提出一种车载移动测量系统（MMS）激光点云与序列全景影像自动配准方法。首先采用层次化城市场景目标提取方法自激光点云提取天际线矢量，在全景影像中经虚拟成像与分割角点提取算法生成天际线矢量。然后，将提取结果作为几何配准基元，构建配准基元图，通过最小化配准基元图编辑距离进行匹配，组成共轭配准基元对，解算2D-3D粗配准模型，获得全景影像与LiDAR点云参考坐标系之间的初始转换关系。最后，为消除几何配准基元提取与匹配误差对配准结果的影响，自序列全景影像虚拟成像影像生成多视立体密集匹配点云，继而使用变种ICP算法优化其与激光点云数据间3D-3D配准参数，间接优化全景影像与激光点云间的配准参数，精化配准结果。试验结果表明，本文提出的自动配准方法可以实现车载MMS激光点云与序列全景影像的1.5像素级自动配准，配准成果可应用于真彩色点云生成等点云/影像数据融合应用。

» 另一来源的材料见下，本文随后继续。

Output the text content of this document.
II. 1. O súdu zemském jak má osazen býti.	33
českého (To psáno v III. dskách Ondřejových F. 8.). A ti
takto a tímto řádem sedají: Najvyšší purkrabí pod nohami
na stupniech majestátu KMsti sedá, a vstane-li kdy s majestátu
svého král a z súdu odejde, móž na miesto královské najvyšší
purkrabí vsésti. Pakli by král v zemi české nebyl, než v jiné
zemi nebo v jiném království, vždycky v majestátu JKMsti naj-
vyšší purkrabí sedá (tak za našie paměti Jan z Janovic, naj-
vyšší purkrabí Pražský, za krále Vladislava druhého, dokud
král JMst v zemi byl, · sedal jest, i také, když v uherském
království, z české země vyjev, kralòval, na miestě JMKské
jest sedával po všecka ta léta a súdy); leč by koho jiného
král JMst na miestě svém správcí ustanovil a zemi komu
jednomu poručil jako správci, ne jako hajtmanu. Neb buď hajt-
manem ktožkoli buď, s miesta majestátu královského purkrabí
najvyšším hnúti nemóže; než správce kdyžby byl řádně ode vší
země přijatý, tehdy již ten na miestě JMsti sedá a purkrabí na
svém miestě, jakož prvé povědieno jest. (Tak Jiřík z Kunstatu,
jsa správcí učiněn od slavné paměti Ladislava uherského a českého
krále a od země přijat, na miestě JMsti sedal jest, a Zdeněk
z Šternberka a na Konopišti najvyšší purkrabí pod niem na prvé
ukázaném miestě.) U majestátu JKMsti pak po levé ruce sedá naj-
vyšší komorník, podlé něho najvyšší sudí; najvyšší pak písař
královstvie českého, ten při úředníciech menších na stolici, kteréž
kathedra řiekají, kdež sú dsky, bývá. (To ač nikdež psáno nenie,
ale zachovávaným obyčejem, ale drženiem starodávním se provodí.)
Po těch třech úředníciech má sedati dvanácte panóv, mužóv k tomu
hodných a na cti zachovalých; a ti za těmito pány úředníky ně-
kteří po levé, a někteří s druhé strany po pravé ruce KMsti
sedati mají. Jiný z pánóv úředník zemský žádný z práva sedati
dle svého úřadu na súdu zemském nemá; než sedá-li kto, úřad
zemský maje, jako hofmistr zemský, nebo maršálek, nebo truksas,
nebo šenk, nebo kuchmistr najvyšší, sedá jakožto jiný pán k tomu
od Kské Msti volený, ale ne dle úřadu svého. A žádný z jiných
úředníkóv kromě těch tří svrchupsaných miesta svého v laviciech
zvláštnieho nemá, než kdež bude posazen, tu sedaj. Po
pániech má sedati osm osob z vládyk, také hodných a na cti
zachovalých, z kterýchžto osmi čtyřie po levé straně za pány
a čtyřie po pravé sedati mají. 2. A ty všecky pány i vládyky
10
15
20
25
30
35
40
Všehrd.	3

关键词： 激光点云; 全景影像; 配准; 特征提取; 车载移动测量系统

本文引用格式

陈驰 , 杨必胜 , 田茂 , 李健平 , 邹响红 , 吴唯同 , 宋易恒 . 车载MMS激光点云与序列全景影像自动配准方法[J]. 测绘学报, 2018 , 47(2) : 215 -224 . DOI: 10.11947/j.AGCS.2018.20170520

Abstract

An automatic registration method of mobile mapping system laser point cloud and sequence panoramic image is proposed in this paper.Firstly,hierarchical object extraction method is applied on LiDAR data to extract the building façade and outline polygons are generated to construct the skyline vectors.A virtual imaging method is proposed to solve the distortion on panoramas and corners on skylines are further detected on the virtual images combining segmentation and corner detection results.Secondly,the detected skyline vectors are taken as the registration primitives.Registration graphs are built according to the extracted skyline vector and further matched under graph edit distance minimization criteria.The matched conjugate primitives are utilized to solve the 2D-3D rough registration model to obtain the initial transformation between the sequence panoramic image coordinate system and the LiDAR point cloud coordinate system.Finally,to reduce the impact of registration primitives extraction and matching error on the registration results,the optimal transformation between the multi view stereo matching dens point cloud generated from the virtual imaging of the sequent panoramas and the LiDAR point cloud are solved by a 3D-3D ICP registration algorithm variant,thus,refine the exterior orientation parameters of panoramas indirectly.Experiments are undertaken to validate the proposed method and the results show that 1.5 pixel level registration results are achieved on the experiment dataset.The registration results can be applied to point cloud and panoramas fusion applications such as true color point cloud generation.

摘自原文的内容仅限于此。